Trump Offers Brexiters a Trade-Shaped Gift
(Bloomberg Opinion) -- U.S. Trade Representative Robert Lighthizer has sent a gift to Brexit supporters. His letter notifying Congress that the Trump administration plans to seek a “cutting-edge” free-trade deal with the U.K. was music to the ears of those who have long argued that leaving the European Union will allow Britain to pursue an ambitious policy of bilateral trade deals.
Getting such a deal done is one thing. The main requirement is political will – and that exists on both sides at the moment. The real question is what Britain would get out of it.
The rationale for a U.S.-U.K. deal goes way beyond sentimentalities about the special relationship or Donald Trump's Scottish golf courses. The U.S. accounted for 19 percent of the value of U.K. exports, is the country's largest single bilateral trading partner, and biggest export market. No country invests more in Britain than the U.S., too. A transatlantic agreement could, according to the Department of Trade and Industry, boost that trade and have knock-on benefits for the U.K.'s lagging productivity.
Reducing trade barriers would benefit both economies, even if the growth benefits from trade deals are generally modest. But there are two reasons for caution here. The first is that this isn't a symmetrical negotiation. Brexiters speak often of the clout the U.K. has as the world’s fifth largest economy. But this is a tussle between a $19 trillion elephant of an economy and a $2.6 trillion minnow. If the U.K. found the EU to be a stubborn counterpart during the Brexit talks, that will be as nothing compared to the impact Congress will have on U.S. negotiating positions.
The real prize in free-trade deals these days is reducing non-tariff barriers. Here the U.S. will be an even tougher negotiating partner. The Transatlantic Trade and Investment Partnership (TTIP) foundered when the EU and U.S. couldn't agree on many things, including food standards. It’s notable that there was no movement on financial services, where the U.K. has a big interest in opening up access to U.S. markets.

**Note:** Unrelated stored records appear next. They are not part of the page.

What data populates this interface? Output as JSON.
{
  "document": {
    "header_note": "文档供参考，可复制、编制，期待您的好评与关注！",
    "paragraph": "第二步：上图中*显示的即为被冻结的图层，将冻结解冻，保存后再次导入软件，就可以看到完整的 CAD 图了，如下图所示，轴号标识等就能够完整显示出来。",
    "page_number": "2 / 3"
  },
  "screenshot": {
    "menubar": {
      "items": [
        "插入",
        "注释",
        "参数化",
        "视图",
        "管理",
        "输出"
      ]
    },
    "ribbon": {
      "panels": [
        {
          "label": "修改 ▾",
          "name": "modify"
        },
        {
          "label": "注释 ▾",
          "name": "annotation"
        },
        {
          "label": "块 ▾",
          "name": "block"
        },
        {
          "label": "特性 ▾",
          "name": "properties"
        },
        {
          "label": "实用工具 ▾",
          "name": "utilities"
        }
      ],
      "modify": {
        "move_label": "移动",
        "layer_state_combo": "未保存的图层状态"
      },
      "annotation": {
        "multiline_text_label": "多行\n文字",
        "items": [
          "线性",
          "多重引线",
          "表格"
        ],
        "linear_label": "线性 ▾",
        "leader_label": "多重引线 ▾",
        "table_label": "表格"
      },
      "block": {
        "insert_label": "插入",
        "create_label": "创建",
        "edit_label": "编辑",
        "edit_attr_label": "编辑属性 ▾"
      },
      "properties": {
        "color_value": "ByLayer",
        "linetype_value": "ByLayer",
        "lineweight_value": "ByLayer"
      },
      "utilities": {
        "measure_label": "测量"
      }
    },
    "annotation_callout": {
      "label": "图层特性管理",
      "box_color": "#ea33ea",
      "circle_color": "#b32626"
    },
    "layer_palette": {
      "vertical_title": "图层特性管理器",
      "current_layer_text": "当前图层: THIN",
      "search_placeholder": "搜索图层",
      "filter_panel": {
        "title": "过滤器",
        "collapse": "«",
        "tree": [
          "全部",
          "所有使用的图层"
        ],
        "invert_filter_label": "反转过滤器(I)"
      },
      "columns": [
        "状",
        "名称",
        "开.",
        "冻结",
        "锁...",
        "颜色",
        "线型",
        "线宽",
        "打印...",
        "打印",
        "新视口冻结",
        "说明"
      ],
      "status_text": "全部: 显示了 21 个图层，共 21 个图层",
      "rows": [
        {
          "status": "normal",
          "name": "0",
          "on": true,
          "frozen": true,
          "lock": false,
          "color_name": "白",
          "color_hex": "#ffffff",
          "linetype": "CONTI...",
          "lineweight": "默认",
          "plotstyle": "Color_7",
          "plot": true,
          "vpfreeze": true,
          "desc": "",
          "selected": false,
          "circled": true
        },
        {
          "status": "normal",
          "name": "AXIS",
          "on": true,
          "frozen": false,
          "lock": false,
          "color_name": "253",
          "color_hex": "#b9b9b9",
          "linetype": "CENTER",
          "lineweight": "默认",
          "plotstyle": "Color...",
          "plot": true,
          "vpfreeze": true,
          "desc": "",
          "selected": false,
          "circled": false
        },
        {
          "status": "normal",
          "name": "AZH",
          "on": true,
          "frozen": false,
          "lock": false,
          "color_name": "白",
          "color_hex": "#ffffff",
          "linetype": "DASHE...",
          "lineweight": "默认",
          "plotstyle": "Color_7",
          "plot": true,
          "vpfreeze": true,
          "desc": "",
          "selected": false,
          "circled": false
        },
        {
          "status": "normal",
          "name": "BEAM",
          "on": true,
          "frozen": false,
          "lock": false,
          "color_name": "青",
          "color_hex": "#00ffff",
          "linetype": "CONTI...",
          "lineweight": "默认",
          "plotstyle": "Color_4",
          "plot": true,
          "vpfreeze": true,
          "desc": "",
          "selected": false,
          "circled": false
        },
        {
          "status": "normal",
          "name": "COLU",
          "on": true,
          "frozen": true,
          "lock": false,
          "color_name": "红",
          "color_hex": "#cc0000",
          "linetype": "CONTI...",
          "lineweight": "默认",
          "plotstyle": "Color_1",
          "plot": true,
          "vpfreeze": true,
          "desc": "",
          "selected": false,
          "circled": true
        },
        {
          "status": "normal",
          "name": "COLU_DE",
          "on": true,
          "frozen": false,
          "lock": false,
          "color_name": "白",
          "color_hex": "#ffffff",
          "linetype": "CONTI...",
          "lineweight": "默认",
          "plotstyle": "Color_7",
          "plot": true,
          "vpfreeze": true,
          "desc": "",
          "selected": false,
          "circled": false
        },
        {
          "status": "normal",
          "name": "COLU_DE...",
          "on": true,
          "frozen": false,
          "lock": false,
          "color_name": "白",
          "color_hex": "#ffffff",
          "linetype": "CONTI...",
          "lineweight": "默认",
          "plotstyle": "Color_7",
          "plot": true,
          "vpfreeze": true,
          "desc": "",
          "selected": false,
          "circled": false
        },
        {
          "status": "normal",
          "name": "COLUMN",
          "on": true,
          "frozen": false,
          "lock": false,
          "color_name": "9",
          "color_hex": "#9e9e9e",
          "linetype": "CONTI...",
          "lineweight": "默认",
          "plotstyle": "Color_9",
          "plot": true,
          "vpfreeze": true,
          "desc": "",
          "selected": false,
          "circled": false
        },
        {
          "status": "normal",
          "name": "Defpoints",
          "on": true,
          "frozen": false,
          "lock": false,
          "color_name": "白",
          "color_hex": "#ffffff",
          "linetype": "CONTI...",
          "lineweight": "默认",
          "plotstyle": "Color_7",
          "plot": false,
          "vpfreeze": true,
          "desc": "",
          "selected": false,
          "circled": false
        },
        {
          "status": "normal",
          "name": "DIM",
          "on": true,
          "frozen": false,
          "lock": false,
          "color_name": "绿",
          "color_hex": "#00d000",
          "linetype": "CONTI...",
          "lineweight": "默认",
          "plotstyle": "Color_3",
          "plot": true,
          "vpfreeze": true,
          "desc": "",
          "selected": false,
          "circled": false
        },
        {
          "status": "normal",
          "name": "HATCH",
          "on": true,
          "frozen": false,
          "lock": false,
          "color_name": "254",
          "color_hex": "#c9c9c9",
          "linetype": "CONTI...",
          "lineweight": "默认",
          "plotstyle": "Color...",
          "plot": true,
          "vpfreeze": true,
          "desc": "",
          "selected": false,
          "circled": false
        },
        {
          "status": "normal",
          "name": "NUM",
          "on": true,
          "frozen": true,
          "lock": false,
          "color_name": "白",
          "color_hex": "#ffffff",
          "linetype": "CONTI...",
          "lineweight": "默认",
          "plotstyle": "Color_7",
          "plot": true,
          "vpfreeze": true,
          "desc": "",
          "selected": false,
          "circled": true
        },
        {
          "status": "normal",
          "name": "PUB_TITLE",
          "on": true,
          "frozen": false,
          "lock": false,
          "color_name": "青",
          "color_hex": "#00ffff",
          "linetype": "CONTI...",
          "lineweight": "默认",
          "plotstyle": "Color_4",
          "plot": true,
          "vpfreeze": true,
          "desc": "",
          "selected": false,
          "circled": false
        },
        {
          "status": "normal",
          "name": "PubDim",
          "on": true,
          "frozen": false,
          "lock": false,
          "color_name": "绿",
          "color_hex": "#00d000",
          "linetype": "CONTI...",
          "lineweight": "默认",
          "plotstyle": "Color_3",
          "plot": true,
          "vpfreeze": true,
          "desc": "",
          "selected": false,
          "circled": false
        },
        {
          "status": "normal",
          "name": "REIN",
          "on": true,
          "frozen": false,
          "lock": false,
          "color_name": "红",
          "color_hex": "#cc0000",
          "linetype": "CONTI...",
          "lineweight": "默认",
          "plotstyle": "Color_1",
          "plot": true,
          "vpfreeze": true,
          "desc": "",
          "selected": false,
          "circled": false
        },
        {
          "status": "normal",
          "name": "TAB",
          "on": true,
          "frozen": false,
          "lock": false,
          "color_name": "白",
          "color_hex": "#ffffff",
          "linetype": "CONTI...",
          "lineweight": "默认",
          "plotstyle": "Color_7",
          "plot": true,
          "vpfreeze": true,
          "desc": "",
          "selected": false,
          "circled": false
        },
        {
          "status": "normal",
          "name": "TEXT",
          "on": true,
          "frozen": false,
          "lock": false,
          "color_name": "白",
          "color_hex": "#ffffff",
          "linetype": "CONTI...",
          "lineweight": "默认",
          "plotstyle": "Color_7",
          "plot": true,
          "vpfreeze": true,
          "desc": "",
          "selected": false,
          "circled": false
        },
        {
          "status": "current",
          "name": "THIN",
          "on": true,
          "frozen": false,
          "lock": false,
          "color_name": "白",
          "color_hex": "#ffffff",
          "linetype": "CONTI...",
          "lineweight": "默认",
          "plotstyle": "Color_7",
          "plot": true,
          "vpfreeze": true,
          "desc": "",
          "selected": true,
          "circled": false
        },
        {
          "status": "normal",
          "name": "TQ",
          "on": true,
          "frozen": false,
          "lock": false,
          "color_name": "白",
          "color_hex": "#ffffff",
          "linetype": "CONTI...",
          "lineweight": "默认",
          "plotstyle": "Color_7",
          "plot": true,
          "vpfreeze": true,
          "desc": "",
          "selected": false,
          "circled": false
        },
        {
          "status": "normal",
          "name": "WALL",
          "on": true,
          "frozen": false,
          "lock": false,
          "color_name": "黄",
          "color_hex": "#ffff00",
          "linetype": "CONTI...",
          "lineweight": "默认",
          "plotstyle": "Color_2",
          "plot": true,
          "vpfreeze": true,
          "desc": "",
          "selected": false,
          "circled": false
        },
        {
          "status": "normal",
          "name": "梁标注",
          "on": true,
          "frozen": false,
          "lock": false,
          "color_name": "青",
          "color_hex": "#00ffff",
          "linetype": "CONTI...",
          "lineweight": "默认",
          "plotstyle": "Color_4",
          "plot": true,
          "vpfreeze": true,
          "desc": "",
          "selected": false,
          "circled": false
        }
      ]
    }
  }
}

Worse, many barriers are at state level, where they will be tough, maybe impossible, to dislodge. Foreign insurers must establish a commercial presence in the U.S. to offer their services. But in New York, they face higher capital requirements than domestic peers and a majority of their directors must be U.S. citizens and residents (and at least one has to be a resident of New York state). In air transport, the CEO and at least two-thirds of the board must be U.S. citizens; foreigners can't own more than 25 percent of the voting shares. Overseas banks with more than $50 billion of assets have to form a U.S. intermediate holding company to act as a parent for their subsidiaries in the country.
Of course, the U.K. has barriers of its own it will be reluctant to remove, especially in accountancy, air transport and architecture. Britain will also want to protect the National Health Service's drug-purchasing model: a trade agreement that allows pharmaceutical companies to appeal pricing decisions could dramatically push up costs for the taxpayer. The U.S., however, tends to dictate terms to smaller trade partners and tell them where to sign – just ask Australia.
Yet the asymmetry isn't the real problem here; as long as the U.K. comes out better overall, it might be able to swallow a deal where it gives more than the other side. The bigger issue is that whatever Britain agrees with Washington will have an impact on the trade deal it secures with the EU – a much larger trading partner.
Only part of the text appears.